Acute Pulpitis Signs and Symptoms
Usually, a large carious lesion or a defective restoration with recurrent caries is present.
- Relatively severe pain is elicited by thermal changes, especially iced or cold drinks which persist after removal of stimulants.
- Pain may proceed to be more severe with the involvement of a greater portion of the pulp with intra pulpal abscess formation. Severe and lancinating pain may result; it may be continuous and increased by lying down; exacerbated by heat and react to electric pulp tester at a low level of current than normal.
- There is a pain on lying down because there is increase blood flow and also increase inflammatory exudation. This increases pressure in the enclosed pulp chamber.
Acute Pulpitis Treatment
Extensive pulpitis is irreversible.
- Acute open pulpitis may become quiescent and enter a chronic phase in high tissue resistance and low virulent organism.
- Early minimal pulpitis can be treated by pulpotomy with CA ( OH)2 lining for calcify bridge
- Root canal filling with inert materials is used for more severe cases.
May arise from Acute Pulpitis or more usually from the chronic type of pulpitis from the onset.
Chronic Pulpitis Signs and Symptoms
- Pain is not a prominent feature though it may be dull, mild and often intermittent.
- Reaction to thermal changes is reduced compared to Acute Pulpitis.
Treatment of Chronic Pulpitis
As in acute phase but extraction may be necessary when RCT is not feasible.
Chronic Hyperplastic Pulpitis or Pulp Polyp
What is Pulp polyp?
The pulp polyp, also known as proliferative pulpitis, is an uncommon and specific type of inflammatory Hyperplasia that is associated with a non-vital tooth.
It is uncommon and occurs as either chronic lesion ar onset or chronic state of the previous acute phase.
Pulp polyp Signs and Symptoms
An excessive exuberant proliferation of pulp that occurs almost exclusively in children and young adults and involves tooth with a large open cavity.
Pulp appears as large pinkish red lobule of tissues protruding from the pulp chamber and filling the entire cavity.
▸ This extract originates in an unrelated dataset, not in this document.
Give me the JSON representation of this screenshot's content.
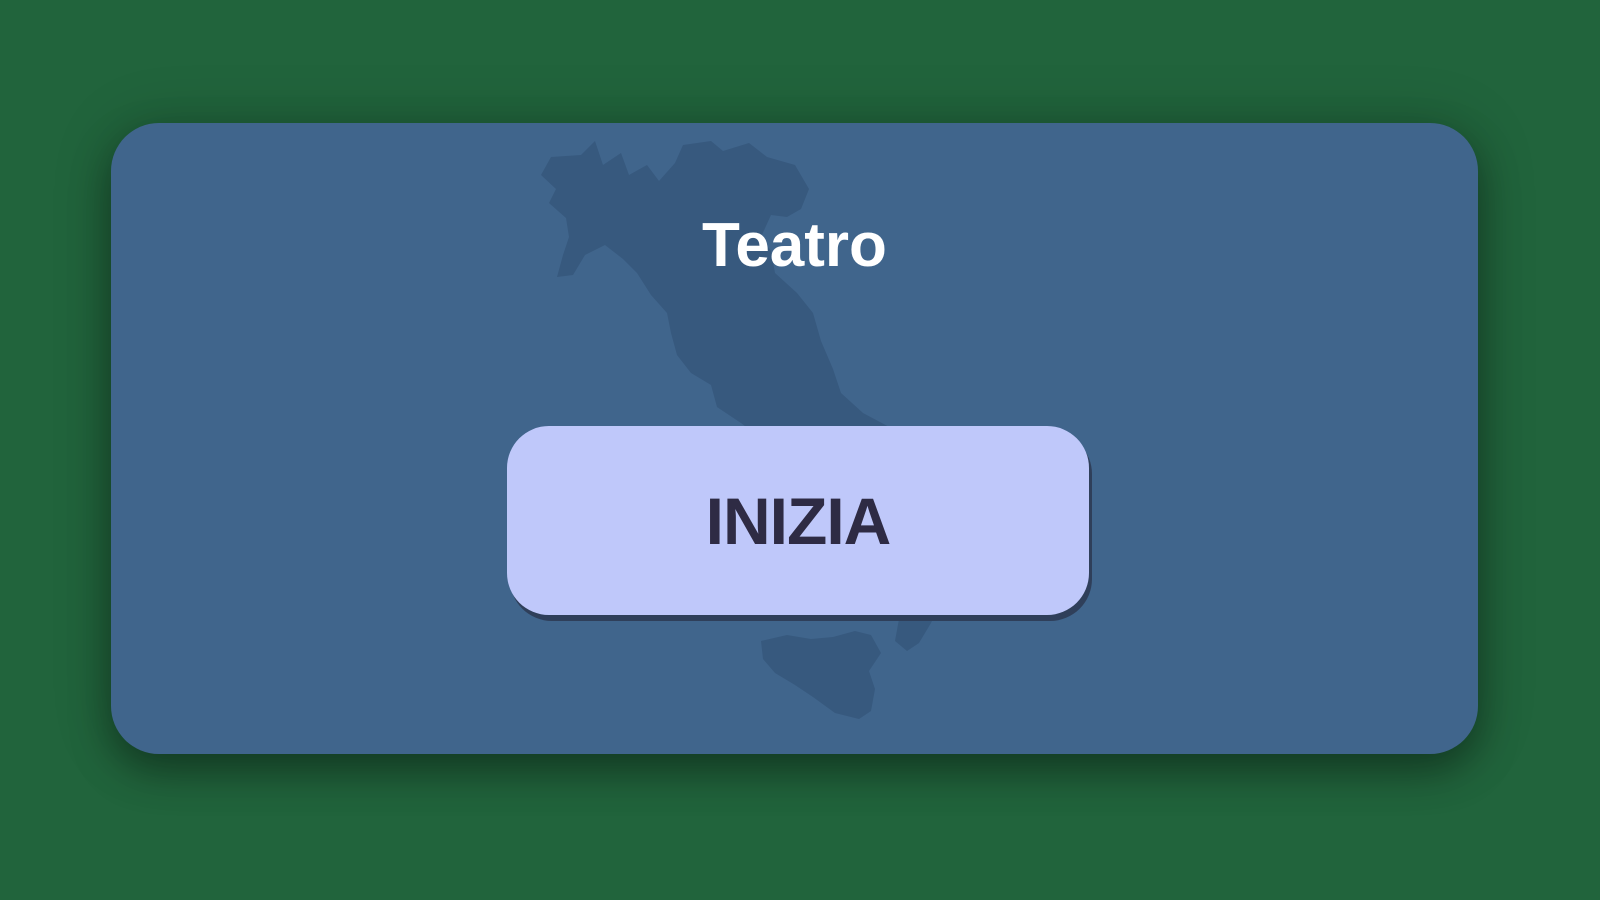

Because it contains few nerve fibers, it is relatively insensitive to manipulation. It may or may not bleed readily depending on the degree of vascularity.
Teeth commonly involved are the deciduous molars or first permanent molars which have excellent blood supply because of large root opening and couple with high tissues resistance in a young person should which account for the unusual proliferation of the pulp.
Treatment Pulp polyp
May persist for many months or even several days. It is irreversible and is treated by Pulp Extirpation or Tooth Extraction.